As pernas devem ficar amarradas durante várias semanas até a total cicatrização. Assim, a vulva desaparece sendo substituída por uma dura cicatriz. Por ocasião do casamento a mulher será “aberta” pelo marido ou por uma “matrona” (mulheres mais experientes designadas a isso). Mais tarde, quando se tem o primeiro filho, essa abertura é aumentada. Algumas vezes, após cada parto, a mulher é novamente infibulada.
     
A operação é sempre feita por mulheres (matronas) em suas próprias casas ou nas casas dos pais da vítima, em troca de presentes pelo trabalho efetuado. A menina é posta no colo de sua mãe que segura suas pernas abertas. A vagina é então mutilada, sem anestesia, por instrumentos como uma lâmina de barbear, uma faca de lâmina flexível ou mesmo tesouras.

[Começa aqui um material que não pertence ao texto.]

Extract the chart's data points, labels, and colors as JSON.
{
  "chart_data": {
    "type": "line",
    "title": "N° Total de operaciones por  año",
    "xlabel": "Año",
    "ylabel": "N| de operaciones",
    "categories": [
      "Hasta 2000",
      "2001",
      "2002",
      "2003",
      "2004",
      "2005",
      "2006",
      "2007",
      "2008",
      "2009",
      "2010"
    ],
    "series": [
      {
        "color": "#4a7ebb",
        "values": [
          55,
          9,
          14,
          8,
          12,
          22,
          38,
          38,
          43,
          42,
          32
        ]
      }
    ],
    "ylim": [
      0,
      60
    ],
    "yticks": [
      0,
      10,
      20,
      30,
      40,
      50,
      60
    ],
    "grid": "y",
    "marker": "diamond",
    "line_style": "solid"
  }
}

São inúmeras as conseqüências. Esse momento abominável pode provocar um choque cardíaco, grandes hemorragias ou sangramentos contínuos que levam à morte, problemas com órgãos vizinhos. Os hematomas e queimações ocasionados pela passagem da urina podem gerar retenção urinária.

Posteriormente costuma-se observar: perturbações menstruais; infecções locais, urinárias e genitais que motivam a esterilidade; partos complicados; repercussões na saúde mental, como ansiedade, angústia, depressão, etc.
    
Há uma luta travada entre o governo francês e os praticantes de tal rito, que na sua origem, significava a separação dos sexos. Na tradição de Mali, o céu fecundou a terra antes de sua excisão dando origem ao chacal, semeador da desordem no mundo. Assim sendo, a criança nascida de uma mulher não excisa vem anunciar a desordem e o azar.

A mortalidade ligada a essa prática atinge em torno de 600.000 mulheres no mundo. Na França, mais de 20.000 mulheres por ano são mutiladas. Em 1982, Awa Thiam criou a CAMS-F – Comissão de Abolição de Mutilações Sexuais da França, tendo como eixo o aspecto jurídico do considerado crime.

O tema, entre vários outros, foi discutido no 15º Congresso Mundial de Sexologia, em Paris.

* Celuy Roberta Hundzinski Damasio - Docente - Língua Francesa - Instituto de Línguas (UEM).
Fonte: Rev. Espaço Acadêmico, ano 1, n. 3, ago/2001, ISSN 1519.6186.